Updated

U.S. and Russian officials announced agreement Monday on how to safely dispose of 34 metric tons of Russian weapons-grade plutonium, overcoming a major hurdle in a joint nuclear nonproliferation effort that at times has been close to falling apart.

The two countries, in a joint statement, outlined a plan where Russia agrees to modify its fast-neutron reactors so that they can burn the plutonium, yet ensure that additional plutonium will not be produced.

In turn, the United States, which also will dispose of 34 tons of excess plutonium from its weapons program, will continue to help Russia pay for construction of a plant in Russia to turn the plutonium into a mixed oxide fuel for the reactors and in research of a more advanced reactor that could speed up the disposal process.

The two countries tentatively agreed to the plutonium disposal program seven years ago when it was hailed as a breakthrough in safeguarding some of Russia's nuclear material. But progress stalled because of a variety of disagreements, most recently over how Russia would destroy the plutonium.

Russia's ambivalence in turn caused Congress to balk at approving money for the U.S. portion of the plutonium disposal effort because of what lawmakers called the apparent inability to get Russia to agree on a disposal plan.

Energy Secretary Samuel Bodman and Sergey Kiriyenko, director of Russia's Atomic Energy Agency, Rosatom, in a joint statement outlined a "mutual understanding" as to how Russia's plutonium would be disposed of and reiterated both countries' commitment to the program.

The agreement "reflects measurable progress towards disposing of a significant amount of weapons grade plutonium in Russia," said Bodman in a separate statement released by his office.

William Tobey, deputy administrator at DOE's National Nuclear Security Administration, said in an interview that the agreement should resolve some of the key concerns in Congress and keep the U.S. program on track.

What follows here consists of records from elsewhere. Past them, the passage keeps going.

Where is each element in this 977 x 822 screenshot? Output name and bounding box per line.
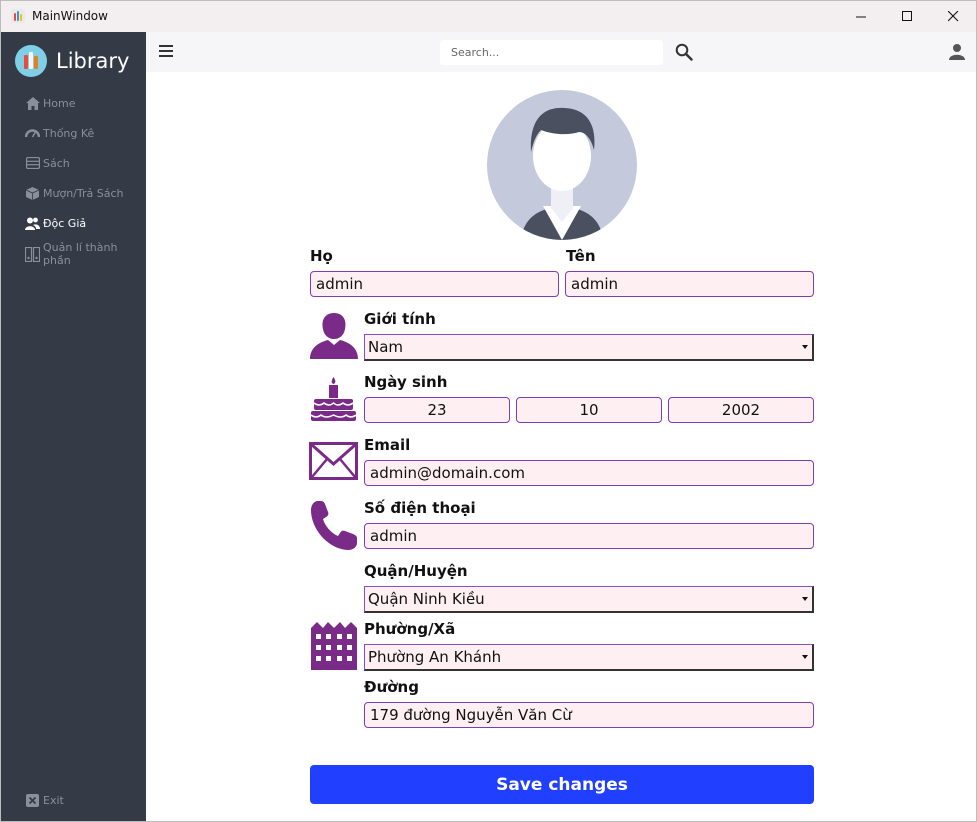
- search-input[interactable]: [440, 40, 663, 65]
- sidebar-item-label: Thống Kê: [43, 126, 95, 140]
- sidebar-item-label: Mượn/Trả Sách: [43, 186, 124, 200]
- dob-year-input[interactable]: 2002: [668, 397, 814, 423]
- chevron-down-icon: [802, 655, 808, 659]
- phone-label: Số điện thoại: [364, 499, 476, 517]
- gender-label: Giới tính: [364, 310, 436, 328]
- ten-input[interactable]: admin: [565, 271, 814, 297]
- sidebar-item-label: Sách: [43, 156, 70, 170]
- maximize-button[interactable]: [884, 1, 930, 32]
- minimize-icon: [855, 16, 866, 18]
- email-label: Email: [364, 436, 411, 454]
- maximize-icon: [901, 11, 912, 21]
- ward-selected-value: Phường An Khánh: [368, 648, 502, 666]
- sidebar-item-quan-li-thanh-phan[interactable]: Quản lí thành phần: [25, 241, 146, 267]
- sidebar-item-label: Home: [43, 96, 76, 110]
- brand-title: Library: [56, 49, 130, 73]
- sidebar-item-doc-gia[interactable]: Độc Giả: [25, 214, 86, 232]
- person-icon: [310, 311, 358, 363]
- ho-label: Họ: [310, 247, 333, 265]
- sidebar-item-label: Độc Giả: [43, 216, 87, 230]
- minimize-button[interactable]: [838, 1, 884, 32]
- user-account-icon[interactable]: [948, 43, 966, 61]
- gender-select[interactable]: Nam: [364, 334, 814, 361]
- ten-label: Tên: [566, 247, 596, 265]
- library-logo-icon: [15, 45, 47, 77]
- app-icon: [11, 9, 25, 23]
- binders-icon: [25, 246, 40, 262]
- street-input[interactable]: 179 đường Nguyễn Văn Cừ: [364, 702, 814, 728]
- sidebar-item-home[interactable]: Home: [25, 94, 75, 112]
- sidebar-item-thong-ke[interactable]: Thống Kê: [25, 124, 94, 142]
- birthday-cake-icon: [309, 373, 358, 427]
- ward-select[interactable]: Phường An Khánh: [364, 644, 814, 671]
- ward-label: Phường/Xã: [364, 620, 456, 638]
- top-bar: [146, 32, 976, 72]
- gauge-icon: [25, 126, 40, 140]
- save-changes-button[interactable]: Save changes: [310, 765, 814, 804]
- district-select[interactable]: Quận Ninh Kiều: [364, 586, 814, 613]
- district-selected-value: Quận Ninh Kiều: [368, 590, 485, 608]
- email-input[interactable]: admin@domain.com: [364, 460, 814, 486]
- phone-icon: [310, 499, 358, 555]
- sidebar-item-label: Quản lí thành phần: [43, 241, 118, 267]
- home-icon: [25, 96, 40, 110]
- phone-input[interactable]: admin: [364, 523, 814, 549]
- dob-month-input[interactable]: 10: [516, 397, 662, 423]
- envelope-icon: [309, 442, 358, 484]
- main-window: MainWindow Library Home Thống Kê Sách Mư…: [0, 0, 977, 822]
- users-icon: [25, 216, 40, 230]
- dob-label: Ngày sinh: [364, 373, 448, 391]
- gender-selected-value: Nam: [368, 338, 404, 356]
- district-label: Quận/Huyện: [364, 562, 468, 580]
- sidebar-item-muon-tra-sach[interactable]: Mượn/Trả Sách: [25, 184, 123, 202]
- ho-input[interactable]: admin: [310, 271, 559, 297]
- menu-toggle-icon[interactable]: [159, 45, 173, 57]
- exit-icon: [25, 793, 40, 807]
- close-icon: [947, 11, 958, 22]
- street-label: Đường: [364, 678, 419, 696]
- sidebar-item-sach[interactable]: Sách: [25, 154, 70, 172]
- building-icon: [311, 620, 357, 674]
- box-icon: [25, 186, 40, 200]
- chevron-down-icon: [802, 345, 808, 349]
- close-button[interactable]: [930, 1, 976, 32]
- dob-day-input[interactable]: 23: [364, 397, 510, 423]
- title-bar: MainWindow: [1, 1, 976, 32]
- exit-button[interactable]: Exit: [25, 791, 64, 809]
- search-icon[interactable]: [675, 43, 693, 61]
- exit-label: Exit: [43, 793, 64, 807]
- window-title: MainWindow: [32, 9, 108, 23]
- profile-avatar: [487, 90, 637, 240]
- sidebar: Library Home Thống Kê Sách Mượn/Trả Sách: [1, 32, 146, 821]
- book-list-icon: [25, 156, 40, 170]
- chevron-down-icon: [802, 597, 808, 601]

"We nailed down some important details," said Tobey.

Among them, he said, was assurance from the Russians that the reactors used to dispose of the plutonium will be modified to burn more than they produce, that the plutonium they produce will not be weapons grade, and that the U.S. contribution will be capped at $400 million.

While viewed as major nonproliferation effort, the plutonium disposition is expected to take several decades and cover only a fraction of the weapons-grade plutonium both countries possess. The United States is believed to have about 100 metric tons of weapons-grade plutonium and Russia about 140 metric tons.

Nevertheless, former Sen. Sam Nunn, co-chairman of the Nuclear Threat Initiative, a nonproliferation advocacy group, called the agreement a "major advance toward achieving the elimination of enough plutonium to make more than 8,000 nuclear bombs."

The agreement calls for 34 metric tons of Russia's excess plutonium to be turned into a mixed oxide, or MOX, fuel and then burned in its existing BN600 fast-neutron reactor and in a larger version, the BN800, once it is built. It also calls for continued U.S. help for Russian development of a more advanced gas-turbine reactor that could speed up the disposition.

In recent years the nonproliferation effort has been stymied by Russia's insistence that the plutonium program mesh with the country's expanded civilian nuclear energy programs.

Rosatom plans to implement the plutonium disposition "within the framework of the strategy for developing Russian nuclear energy," says the joint statement.

Disposal would begin in the BN600 reactor in 2012, three years before the United States is scheduled to begin processing plutonium into MOX for use in a commercial reactor. Construction of the $4 billion MOX processing facility began last summer year at the Savannah River nuclear facility in South Carolina.

The announcement Monday anticipates 1.5 metric tons of Russian plutonium being burned a year once both of Russia's reactors are operating, meaning it will take more than 22 years to destroy the 34 metric tons, once both reactors are operating.

Ed Lyman, nuclear weapons expert at the Union of Concerned Scientists, said use of the relatively small BN600 reactor "will put Russian plutonium disposition on the slow track" because the reactor can burn only about three-tenths of a ton of plutonium a year, and the larger reactor has yet to be built.

Lyman said "this is a total retreat from the original concept" which would have disposed of the plutonium in larger light-water reactors, an option the Russian rejected.